楽隊の音楽と手作業による効果音が、舞台に流れるいろいろな人生の句読点となっていて、それはラジオのようだとも感じた。

 復員兵、権助と少女、吉田の濡れ場にはドキドキした。その後死んでしまう藤間演じる吉田の、妙になよなよした腰つきが印象深く、ラストシーンにある花火と、腹に焼夷弾を抱えて東京上空に飛来した米軍爆撃機のエンジン音のサウンドコラージュに、それこそ吉祥寺シアターそばで生まれ育った僕の母が、東京大空襲の夜は朝焼けのように東の空が明るくなっていたと教えてくれたことを思い出した。

 開演前は、圭史をはじめ劇団員全員が観客に席案内をしていた。

 聞けば、稽古中は担当制で炊事をしたり、本番中もみんなで舞台衣装の洗濯をしたりしていたそうだ。

 登場した役者の多くはラジオの常連でもある。

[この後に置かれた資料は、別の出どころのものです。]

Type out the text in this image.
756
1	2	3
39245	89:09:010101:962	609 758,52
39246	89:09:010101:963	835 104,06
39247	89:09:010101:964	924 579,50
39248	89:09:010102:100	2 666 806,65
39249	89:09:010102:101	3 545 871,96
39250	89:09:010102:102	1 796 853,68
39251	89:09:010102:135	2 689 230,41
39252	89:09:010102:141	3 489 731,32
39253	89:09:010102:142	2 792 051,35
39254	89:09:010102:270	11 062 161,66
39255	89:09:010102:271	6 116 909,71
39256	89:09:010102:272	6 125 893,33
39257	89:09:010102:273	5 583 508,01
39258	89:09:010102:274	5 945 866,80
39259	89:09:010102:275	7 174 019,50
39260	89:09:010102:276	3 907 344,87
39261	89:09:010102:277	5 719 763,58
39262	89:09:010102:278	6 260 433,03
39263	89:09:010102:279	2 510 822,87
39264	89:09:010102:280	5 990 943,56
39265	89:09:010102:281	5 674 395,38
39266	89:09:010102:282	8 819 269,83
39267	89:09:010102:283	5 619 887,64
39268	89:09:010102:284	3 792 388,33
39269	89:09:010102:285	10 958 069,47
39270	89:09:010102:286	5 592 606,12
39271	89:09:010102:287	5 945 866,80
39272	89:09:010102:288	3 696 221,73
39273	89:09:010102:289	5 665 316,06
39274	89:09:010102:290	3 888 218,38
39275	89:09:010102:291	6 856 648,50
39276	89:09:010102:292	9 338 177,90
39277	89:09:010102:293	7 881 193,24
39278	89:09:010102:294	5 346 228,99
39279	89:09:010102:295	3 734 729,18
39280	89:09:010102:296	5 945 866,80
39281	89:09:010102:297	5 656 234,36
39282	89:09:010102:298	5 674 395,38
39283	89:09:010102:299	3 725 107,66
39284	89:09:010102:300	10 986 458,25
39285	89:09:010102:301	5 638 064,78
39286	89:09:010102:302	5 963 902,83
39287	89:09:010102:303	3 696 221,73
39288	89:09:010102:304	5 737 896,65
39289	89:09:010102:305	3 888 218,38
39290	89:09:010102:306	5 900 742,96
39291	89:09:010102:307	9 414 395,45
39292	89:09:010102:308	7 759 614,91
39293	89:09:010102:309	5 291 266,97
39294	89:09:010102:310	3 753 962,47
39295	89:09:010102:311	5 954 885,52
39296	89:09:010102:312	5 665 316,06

強い個性が荒縄で束ねられたような大家族、阿佐ヶ谷スパイダースが、東京というこれもまた大きな家族の行く末を描く「桜姫~燃焦旋律隊殺於焼跡」

 雑味さえも凄みに変え、戦後の怒涛を演劇に身体化した長塚圭史は、そこかしこにやるせなさを示しながら、それでも生きる意味を僕にしっかりと示してくれた。